Mientras me muerdo las uñas: la madre como transtorno

Foto de Annie Spratt en Unsplash

POR: NO HILDA

—¿Y te creía? —me dice mi hija cuando ambas limpiamos la cocina. Me quedo callada y yo también me lo pregunto. Trago saliva y paso la lengua por mi paladar a la misma vez que paso el trapo por la mesa. ¿Me creía? Me duele la obviedad de la respuesta. 

—No. No creo, pero aún así le mentía. 

Y le mentía por evitación, por protección y por supervivencia, la salida fácil a un juicio siempre fueron las mentiras. Se volvieron comunes, incluso más que los ‘tequiero’ o los ‘¿cómo te fue?’; pero, por más comunes que fueran, las mentiras eran un síntoma de algo más profundo. El verbo griego sympípto significa caer al mismo tiempo, concurrir. Un síntoma es algo que pasa al mismo tiempo que otra cosa y esa otra cosa ¿qué era? Nuestro médico de cabecera, mi padre, nunca notó los síntomas de los que estaba llena mi boca y aunque notaba el silencio o la negativa de salir con ellos, nunca pensó en ello como algo que importara. 

El psicoanalista Luciano Lutereau dice que un vínculo es algo más que dos personas, él lo llama aparato psíquico. A mi me gustaría llamarlo patio psíquico, pues, si bien, un aparato tiene diversas funciones y mecanismos, siempre es algo que está fuera de nosotros y, la relación con mi madre es algo en lo que siempre me siento dentro. El vínculo como lugar donde ocurren las cosas, donde podemos bordear, establecer límites —o no— y alejarnos o acercarnos de las personas que están dentro.

Dentro de ese patio psíquico hay más de lo que podemos nombrar. La acumulación de cosas no solo se refleja en las habitaciones atiborradas sino también en nuestro patio. Una discusión dentro de otra, dentro de otra y dentro de otra más grande; no hay espacio para explorar lugares nuevos cuando lo que ni siquiera lo que no podemos reconocer nos estorba el paso. Mi madre guarda cajas dentro de otras cajas y yo digo mentiras. Lo común en todo vínculo es precisamente el síntoma. 

Mi hija a veces me desespera. Sus peticiones que se me presentan como exigencias son como enredaderas en nuestro propio patio y no es que me disgusten las plantas sino que, su crecimiento es tan rápido que siento que si me distraigo poco, de un momento a otro tendré un desastre. Ya se ha dicho que la maternidad no es difícil, que lo difícil es criar en soledad sin que la comunidad o la familia intervengan, pero a veces pienso que eso es una falsedad. Cuidar es un trabajo mal pagado y desgastante que no muchos hacen por gusto. Cuidar es sobar, tapar, escuchar, alimentar, asentir, rodear con los ojos propios a un otro. Cuidar es dejarse de lado. Y mentiría si dijera que es maravilloso dejarse de lado. 

Me imagino los vínculos entre iguales como un patio psíquico en el cual acampar, hacer un deporte o invitar al otro a no hacer nada; pero el vínculo debajo de una maternidad es un vínculo debajo de un disfraz, de una estructura de la que se espera algo —o todo—. Y no me refiero a la sociedad, me refiero a los hijos, ellos esperan todo de su madre. Nosotros esperamos todo —o algo—de nuestra madre. 

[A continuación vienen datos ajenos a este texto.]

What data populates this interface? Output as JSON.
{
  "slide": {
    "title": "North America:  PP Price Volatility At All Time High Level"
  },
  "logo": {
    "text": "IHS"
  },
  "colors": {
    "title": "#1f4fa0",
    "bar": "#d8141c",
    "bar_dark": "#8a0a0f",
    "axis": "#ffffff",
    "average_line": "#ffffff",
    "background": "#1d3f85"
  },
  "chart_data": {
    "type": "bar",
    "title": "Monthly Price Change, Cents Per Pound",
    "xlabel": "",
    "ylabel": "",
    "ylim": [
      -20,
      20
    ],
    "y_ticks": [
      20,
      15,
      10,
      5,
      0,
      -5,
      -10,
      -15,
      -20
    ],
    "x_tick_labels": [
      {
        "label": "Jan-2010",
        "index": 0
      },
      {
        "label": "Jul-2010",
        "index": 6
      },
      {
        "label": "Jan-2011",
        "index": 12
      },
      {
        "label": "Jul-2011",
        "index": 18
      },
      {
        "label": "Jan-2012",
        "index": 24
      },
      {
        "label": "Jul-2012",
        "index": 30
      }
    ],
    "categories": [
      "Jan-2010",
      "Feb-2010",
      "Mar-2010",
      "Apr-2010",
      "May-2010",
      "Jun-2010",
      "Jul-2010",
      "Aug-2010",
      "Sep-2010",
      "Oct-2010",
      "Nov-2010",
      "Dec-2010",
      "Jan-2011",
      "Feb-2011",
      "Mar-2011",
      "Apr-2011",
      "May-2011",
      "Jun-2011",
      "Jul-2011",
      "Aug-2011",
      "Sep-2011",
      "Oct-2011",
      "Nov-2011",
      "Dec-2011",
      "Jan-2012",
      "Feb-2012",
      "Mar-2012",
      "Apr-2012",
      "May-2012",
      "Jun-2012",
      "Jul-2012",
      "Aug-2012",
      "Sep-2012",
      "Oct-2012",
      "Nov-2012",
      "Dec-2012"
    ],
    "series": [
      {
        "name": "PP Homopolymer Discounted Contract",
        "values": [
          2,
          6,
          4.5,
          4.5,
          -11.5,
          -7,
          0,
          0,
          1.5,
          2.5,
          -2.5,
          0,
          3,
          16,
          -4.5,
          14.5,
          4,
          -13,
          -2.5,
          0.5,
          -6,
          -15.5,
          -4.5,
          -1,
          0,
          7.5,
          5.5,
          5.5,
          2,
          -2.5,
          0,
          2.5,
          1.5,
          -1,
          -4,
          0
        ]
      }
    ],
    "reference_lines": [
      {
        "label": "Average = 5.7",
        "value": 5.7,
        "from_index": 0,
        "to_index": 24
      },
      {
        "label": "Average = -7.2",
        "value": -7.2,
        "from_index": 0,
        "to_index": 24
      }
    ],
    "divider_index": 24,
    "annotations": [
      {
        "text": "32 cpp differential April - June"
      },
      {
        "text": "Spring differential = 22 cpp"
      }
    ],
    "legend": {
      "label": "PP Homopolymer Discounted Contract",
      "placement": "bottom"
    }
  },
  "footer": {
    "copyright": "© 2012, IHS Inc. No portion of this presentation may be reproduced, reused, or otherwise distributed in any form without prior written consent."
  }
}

Cuando leí la etimología de trastorno no fue la palabra ‘trepanación’ la que me sorprendió, fue: interferir. Un trastorno interfiere tanto como la maternidad más deseada. Un trastorno se define como cualquier cambio o alteración que se produce en la esencia y millones de madres no me dejarán mentir (solo la  mía).  Algo cambia cuando somos madres, algo hay en el patio psíquico con nuestros hijos que nos altera hasta la esencia. Algo nos trepana, nos trastoca, nos traslada a ese otro lado en que la definición de trastorno se detiene con un punto final. Ser hija es el síntoma y ser madre el trastorno.

En psicología, específicamente en el psicoanálisis, los síntomas no buscan eliminarse ni los trastornos buscan curarse; el patio psíquico no necesita orden externo porque tiene su propio orden; observar, es todo lo que hay que hacer; hacer consciente es suficiente para que al sufrimiento se lo lleve el aire. 

Cuando terminamos de limpiar la cocina aventamos los trapos al fregadero y nuestro cuerpo cayó de la misma manera en los sillones, tomamos nuestros celulares y nos dispusimos a deslizar el dedo por la pantalla un rato. Evitarme, mirar la pantalla, hacer como si no existo es el síntoma de mi hija y yo soy su trastorno.